Until recently, my writing workflow had been pretty simple: on a laptop or ipad, I wrote novel length stuff or collected works in a binder in Scrivener, and for shorter pieces, I wrote in Pages. These both synced with my desktop, an imac, and that was that (except occasional corrupted files from dropbox in scrivener. Dropbox is nasty like that).
I've since been trying to expand out the ecosystems I'm on. I love Scrivener, it's a powerful tool for writing cohesive projects, including exporting the projects to an ebook format, or now to a Velum format for better ebook formatting. But it's Mac and Windows, and importantly, won't work on my Raspberry Pi 4. The RPi has been a toy to play with, but the built in VNC software lets me remote in from anywhere (I'm on a computer outside my house right now, remoted in), and suddenly I have a little writing focused box that I've wanted for a while.
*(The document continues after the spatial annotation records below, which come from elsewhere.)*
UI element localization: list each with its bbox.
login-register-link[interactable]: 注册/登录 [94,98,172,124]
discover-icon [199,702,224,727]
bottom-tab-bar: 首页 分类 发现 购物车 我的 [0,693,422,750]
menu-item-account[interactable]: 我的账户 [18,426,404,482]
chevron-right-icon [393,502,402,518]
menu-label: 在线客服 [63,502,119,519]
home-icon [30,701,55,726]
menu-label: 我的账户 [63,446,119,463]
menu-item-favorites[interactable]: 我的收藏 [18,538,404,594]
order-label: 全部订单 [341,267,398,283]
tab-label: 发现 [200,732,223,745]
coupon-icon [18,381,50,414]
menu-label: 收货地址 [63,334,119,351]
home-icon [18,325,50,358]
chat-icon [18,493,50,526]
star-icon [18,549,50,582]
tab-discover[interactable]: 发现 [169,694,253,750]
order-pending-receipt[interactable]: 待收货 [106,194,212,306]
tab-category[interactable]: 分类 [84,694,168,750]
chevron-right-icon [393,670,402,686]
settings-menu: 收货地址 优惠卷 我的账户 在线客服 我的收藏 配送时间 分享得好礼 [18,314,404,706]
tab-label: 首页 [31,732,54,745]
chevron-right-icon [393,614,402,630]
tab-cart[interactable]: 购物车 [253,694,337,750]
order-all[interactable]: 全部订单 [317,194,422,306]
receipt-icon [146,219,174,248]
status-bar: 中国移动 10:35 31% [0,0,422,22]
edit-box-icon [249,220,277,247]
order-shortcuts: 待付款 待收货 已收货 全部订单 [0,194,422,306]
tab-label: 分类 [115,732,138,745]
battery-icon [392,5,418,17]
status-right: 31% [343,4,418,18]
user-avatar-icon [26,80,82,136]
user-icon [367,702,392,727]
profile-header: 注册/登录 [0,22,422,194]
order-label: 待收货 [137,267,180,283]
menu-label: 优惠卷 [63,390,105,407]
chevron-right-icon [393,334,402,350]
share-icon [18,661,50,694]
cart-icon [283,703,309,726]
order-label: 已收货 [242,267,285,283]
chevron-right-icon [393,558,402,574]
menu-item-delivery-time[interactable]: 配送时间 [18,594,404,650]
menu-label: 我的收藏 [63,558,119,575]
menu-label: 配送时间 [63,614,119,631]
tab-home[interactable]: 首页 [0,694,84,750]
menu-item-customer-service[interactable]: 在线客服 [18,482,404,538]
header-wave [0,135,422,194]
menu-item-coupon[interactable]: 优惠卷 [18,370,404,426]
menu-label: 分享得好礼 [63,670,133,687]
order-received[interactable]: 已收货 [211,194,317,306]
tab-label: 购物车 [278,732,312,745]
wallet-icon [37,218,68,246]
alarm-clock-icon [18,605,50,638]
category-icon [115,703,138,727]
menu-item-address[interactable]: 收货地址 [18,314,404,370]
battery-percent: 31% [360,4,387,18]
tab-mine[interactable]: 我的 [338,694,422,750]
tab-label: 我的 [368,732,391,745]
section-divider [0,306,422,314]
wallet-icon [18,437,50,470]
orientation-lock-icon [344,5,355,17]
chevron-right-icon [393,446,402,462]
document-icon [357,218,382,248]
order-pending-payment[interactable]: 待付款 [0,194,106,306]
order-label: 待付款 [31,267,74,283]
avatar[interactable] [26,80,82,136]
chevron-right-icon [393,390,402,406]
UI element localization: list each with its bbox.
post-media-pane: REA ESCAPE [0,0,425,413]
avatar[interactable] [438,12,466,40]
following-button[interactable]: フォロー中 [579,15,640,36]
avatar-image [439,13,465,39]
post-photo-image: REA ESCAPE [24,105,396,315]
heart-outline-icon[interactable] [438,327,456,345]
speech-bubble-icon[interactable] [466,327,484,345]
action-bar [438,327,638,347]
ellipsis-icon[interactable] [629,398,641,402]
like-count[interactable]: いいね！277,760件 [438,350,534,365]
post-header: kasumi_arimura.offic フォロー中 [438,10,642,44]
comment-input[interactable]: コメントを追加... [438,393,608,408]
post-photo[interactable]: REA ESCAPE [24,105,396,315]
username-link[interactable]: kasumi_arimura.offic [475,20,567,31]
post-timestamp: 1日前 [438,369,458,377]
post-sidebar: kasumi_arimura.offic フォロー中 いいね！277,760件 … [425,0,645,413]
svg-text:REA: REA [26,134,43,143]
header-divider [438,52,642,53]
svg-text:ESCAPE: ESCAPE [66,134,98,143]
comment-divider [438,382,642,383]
So, how do i make this work?
Much like markdown, I feel like a lot of people try to make github be their everything. This worked for a bit, but the process of checking in changes and pushing up to a master was cumbersome and not what I wanted to do every time. I have an abandoned github account now, so that's fun.
This was a world of hurt until I figured out how to get syncthing running properly. I got pretty happy with it, except that eventually I found that dropbox would cause some of the programs and apps I used to absolutely freak out after a while. So this I had to abandon too.
As much as I am loathe to add yet another subscription on to my life, this works pretty well, and I can run it truly across platform: Mac, Windows, Linux, including ARM64 for the RPi (running on Ubuntu MATE install), and iOS. Setting up vaults for syncing is just a little goofy, but it works, and that's what's important.
So with this personal project I've been working on, my workflow has been draft in Obsidian, and when that draft is done, copy and paste the text into a Scrivener binder. From there, I have a lot more control over how I work with the text and where it goes. Plus, it's nice to have the built in redundancy, just in case.